I’ve taken other steps to reduce my residential water use. For example in efforts to minimize the strain on municipal water systems, I flush my toilet only one time per day whether it needs it or not. I now drink ice water with just ice and one of those new-fangled single-holed straws. And let me tell you – it sucks. I now shower with my dog and sometimes even my laundry. Desperate times demand desperate measures. I also leave little reminder notes on my neighbors’ lawns saying, “Brown is the new green.” I wonder if these reminders are related to my removal from my HOA’s board. Some have branded me a fascist eco-Nazi. Yeah, well they said the same thing about Alex Trebek too. Didn’t they? I think the fumes from the toilet are getting to me; plus I’m woozily dehydrated from trying to drink ice through a chopstick.
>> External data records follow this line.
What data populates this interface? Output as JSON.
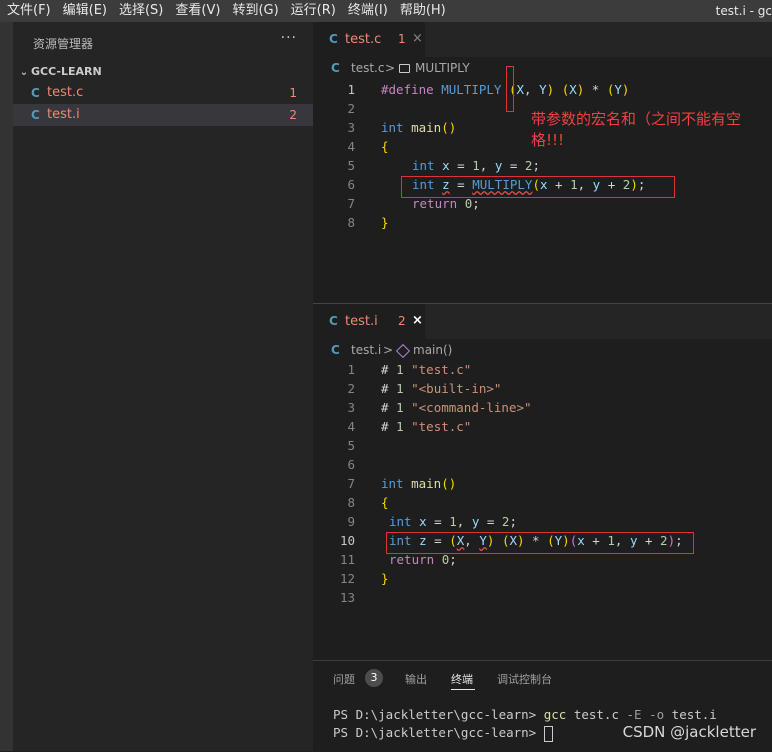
{
  "menu": [
    "文件(F)",
    "编辑(E)",
    "选择(S)",
    "查看(V)",
    "转到(G)",
    "运行(R)",
    "终端(I)",
    "帮助(H)"
  ],
  "window_title": "test.i - gc",
  "sidebar": {
    "title": "资源管理器",
    "more": "···",
    "folder": "GCC-LEARN",
    "files": [
      {
        "icon": "C",
        "name": "test.c",
        "badge": "1"
      },
      {
        "icon": "C",
        "name": "test.i",
        "badge": "2"
      }
    ]
  },
  "editor_top": {
    "tab": {
      "icon": "C",
      "name": "test.c",
      "count": "1",
      "close": "×"
    },
    "breadcrumb": {
      "file": "test.c",
      "sep": ">",
      "symbol": "MULTIPLY"
    },
    "line_numbers": [
      "1",
      "2",
      "3",
      "4",
      "5",
      "6",
      "7",
      "8"
    ],
    "code": {
      "l1_define": "#define",
      "l1_macro": "MULTIPLY",
      "l1_p1": "(",
      "l1_x": "X",
      "l1_comma": ", ",
      "l1_y": "Y",
      "l1_p2": ")",
      "l1_rest1": " ",
      "l1_p3": "(",
      "l1_x2": "X",
      "l1_p4": ")",
      "l1_mul": " * ",
      "l1_p5": "(",
      "l1_y2": "Y",
      "l1_p6": ")",
      "l3_int": "int",
      "l3_main": "main",
      "l3_parens": "()",
      "l4_brace": "{",
      "l5_int": "int",
      "l5_x": "x",
      "l5_eq1": " = ",
      "l5_one": "1",
      "l5_c": ", ",
      "l5_y": "y",
      "l5_eq2": " = ",
      "l5_two": "2",
      "l5_semi": ";",
      "l6_int": "int",
      "l6_z": "z",
      "l6_eq": " = ",
      "l6_mac": "MULTIPLY",
      "l6_open": "(",
      "l6_x": "x",
      "l6_plus1": " + ",
      "l6_one": "1",
      "l6_c": ", ",
      "l6_y": "y",
      "l6_plus2": " + ",
      "l6_two": "2",
      "l6_close": ")",
      "l6_semi": ";",
      "l7_return": "return",
      "l7_zero": "0",
      "l7_semi": ";",
      "l8_brace": "}"
    },
    "annotation": [
      "带参数的宏名和（之间不能有空",
      "格!!!"
    ]
  },
  "editor_bottom": {
    "tab": {
      "icon": "C",
      "name": "test.i",
      "count": "2",
      "close": "×"
    },
    "breadcrumb": {
      "file": "test.i",
      "sep": ">",
      "symbol": "main()"
    },
    "line_numbers": [
      "1",
      "2",
      "3",
      "4",
      "5",
      "6",
      "7",
      "8",
      "9",
      "10",
      "11",
      "12",
      "13"
    ],
    "code": {
      "l1_hash": "# ",
      "l1_n": "1",
      "l1_s": "\"test.c\"",
      "l2_hash": "# ",
      "l2_n": "1",
      "l2_s": "\"<built-in>\"",
      "l3_hash": "# ",
      "l3_n": "1",
      "l3_s": "\"<command-line>\"",
      "l4_hash": "# ",
      "l4_n": "1",
      "l4_s": "\"test.c\"",
      "l7_int": "int",
      "l7_main": "main",
      "l7_parens": "()",
      "l8_brace": "{",
      "l9_int": "int",
      "l9_x": "x",
      "l9_eq1": " = ",
      "l9_one": "1",
      "l9_c": ", ",
      "l9_y": "y",
      "l9_eq2": " = ",
      "l9_two": "2",
      "l9_semi": ";",
      "l10_int": "int",
      "l10_z": "z",
      "l10_eq": " = ",
      "l10_p1": "(",
      "l10_X": "X",
      "l10_c1": ", ",
      "l10_Y": "Y",
      "l10_p2": ")",
      "l10_sp": " ",
      "l10_p3": "(",
      "l10_X2": "X",
      "l10_p4": ")",
      "l10_mul": " * ",
      "l10_p5": "(",
      "l10_Y2": "Y",
      "l10_p6": ")",
      "l10_p7": "(",
      "l10_x": "x",
      "l10_plus1": " + ",
      "l10_one": "1",
      "l10_c2": ", ",
      "l10_y": "y",
      "l10_plus2": " + ",
      "l10_two": "2",
      "l10_p8": ")",
      "l10_semi": ";",
      "l11_return": "return",
      "l11_zero": "0",
      "l11_semi": ";",
      "l12_brace": "}"
    }
  },
  "panel": {
    "tabs": [
      "问题",
      "输出",
      "终端",
      "调试控制台"
    ],
    "problems_count": "3",
    "terminal": {
      "prompt": "PS D:\\jackletter\\gcc-learn> ",
      "cmd": "gcc",
      "args1": " test.c ",
      "flags": "-E -o",
      "args2": " test.i"
    }
  },
  "watermark": "CSDN @jackletter",
  "colors": {
    "error": "#f48771",
    "annotation_red": "#e0303a"
  }
}
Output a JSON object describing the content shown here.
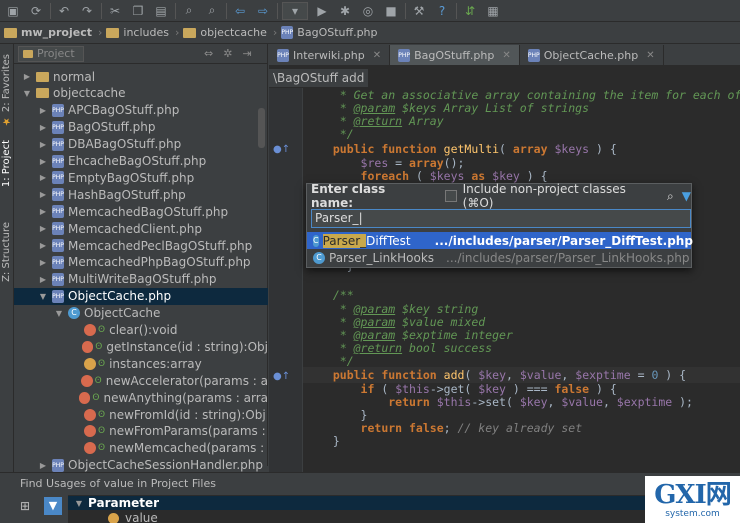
{
  "toolbar": {
    "icons": [
      "save-icon",
      "sync-icon",
      "undo-icon",
      "redo-icon",
      "cut-icon",
      "copy-icon",
      "paste-icon",
      "find-icon",
      "replace-icon",
      "back-icon",
      "forward-icon",
      "run-config-icon",
      "run-icon",
      "debug-icon",
      "coverage-icon",
      "stop-icon",
      "settings-icon",
      "help-icon",
      "vcs-icon",
      "terminal-icon"
    ]
  },
  "navbar": {
    "crumbs": [
      "mw_project",
      "includes",
      "objectcache",
      "BagOStuff.php"
    ]
  },
  "left_strip": {
    "favorites": "2: Favorites",
    "project": "1: Project",
    "structure": "Z: Structure"
  },
  "project": {
    "view_label": "Project",
    "tree": [
      {
        "label": "normal",
        "kind": "folder",
        "arrow": "▶"
      },
      {
        "label": "objectcache",
        "kind": "folder",
        "arrow": "▼"
      },
      {
        "label": "APCBagOStuff.php",
        "kind": "php",
        "arrow": "▶"
      },
      {
        "label": "BagOStuff.php",
        "kind": "php",
        "arrow": "▶"
      },
      {
        "label": "DBABagOStuff.php",
        "kind": "php",
        "arrow": "▶"
      },
      {
        "label": "EhcacheBagOStuff.php",
        "kind": "php",
        "arrow": "▶"
      },
      {
        "label": "EmptyBagOStuff.php",
        "kind": "php",
        "arrow": "▶"
      },
      {
        "label": "HashBagOStuff.php",
        "kind": "php",
        "arrow": "▶"
      },
      {
        "label": "MemcachedBagOStuff.php",
        "kind": "php",
        "arrow": "▶"
      },
      {
        "label": "MemcachedClient.php",
        "kind": "php",
        "arrow": "▶"
      },
      {
        "label": "MemcachedPeclBagOStuff.php",
        "kind": "php",
        "arrow": "▶"
      },
      {
        "label": "MemcachedPhpBagOStuff.php",
        "kind": "php",
        "arrow": "▶"
      },
      {
        "label": "MultiWriteBagOStuff.php",
        "kind": "php",
        "arrow": "▶"
      },
      {
        "label": "ObjectCache.php",
        "kind": "php",
        "arrow": "▼",
        "selected": true
      },
      {
        "label": "ObjectCache",
        "kind": "class",
        "arrow": "▼"
      },
      {
        "label": "clear():void",
        "kind": "method"
      },
      {
        "label": "getInstance(id : string):Obj",
        "kind": "method"
      },
      {
        "label": "instances:array",
        "kind": "field"
      },
      {
        "label": "newAccelerator(params : a",
        "kind": "method"
      },
      {
        "label": "newAnything(params : arra",
        "kind": "method"
      },
      {
        "label": "newFromId(id : string):Obj",
        "kind": "method"
      },
      {
        "label": "newFromParams(params :",
        "kind": "method"
      },
      {
        "label": "newMemcached(params :",
        "kind": "method"
      },
      {
        "label": "ObjectCacheSessionHandler.php",
        "kind": "php",
        "arrow": "▶"
      }
    ]
  },
  "editor_tabs": [
    {
      "label": "Interwiki.php",
      "active": false
    },
    {
      "label": "BagOStuff.php",
      "active": true
    },
    {
      "label": "ObjectCache.php",
      "active": false
    }
  ],
  "editor": {
    "breadcrumb_class": "\\BagOStuff",
    "breadcrumb_method": "add"
  },
  "popup": {
    "title": "Enter class name:",
    "checkbox_label": "Include non-project classes (⌘O)",
    "input_value": "Parser_",
    "results": [
      {
        "match": "Parser_",
        "rest": "DiffTest",
        "path": ".../includes/parser/Parser_DiffTest.php",
        "selected": true
      },
      {
        "match": "",
        "rest": "Parser_LinkHooks",
        "path": ".../includes/parser/Parser_LinkHooks.php",
        "selected": false
      }
    ]
  },
  "find_panel": {
    "title": "Find Usages of  value in Project Files",
    "rows": [
      "Parameter",
      "value"
    ]
  },
  "watermark": {
    "big": "GXI网",
    "small": "system.com"
  }
}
On a side note: It has been brought to my attention (by my colorist) that there is no such thing as a hot water heater. There are only cold water heaters. Otherwise heating hot water would be like bringing coals to Newcastle (bringing butter to Paula Deen would’ve been funnier, but I prefer the classic reference).
Cloud seeding has been viewed as an expedient when discussing drought abatements. Airborne weather modifiers (pilots) try to generate precipitation (rain) from clouds (big puffy white things) in the form of rain (precipitation) by seeding clouds with silver iodide aerosols (silver iodide aerosols). Some attempts have been more successful than others. If, however, it rains for more than 4 hours in your locality you should consult a meteorologist immediately.
Cloud seeding is no panacea. Some efforts to seed clouds have meet with failure because Apple and Google got there first and have taken most of the usable space in The Cloud. It also hasn’t helped that some starry-eyed pilots returning from their aborted seeding attempts have dreamily mused, “🎶 I’ve looked at clouds from both sides now. I really don’t know life…at all. 🎶” Thanks captain. Just seed the clouds and take oxygen tanks next time.
Having said that, at the end of the day, to summarize, as we move forward, in the end saving water is everyone’s responsibility and blaming others for their profligacy is counterproductive and uses way too many syllables. In superintending our water resources, if we would take only what we needed and left the rest for others that were in need, we’d be…well…umm…(I’m trying to find another word here for Communists) more like Canada.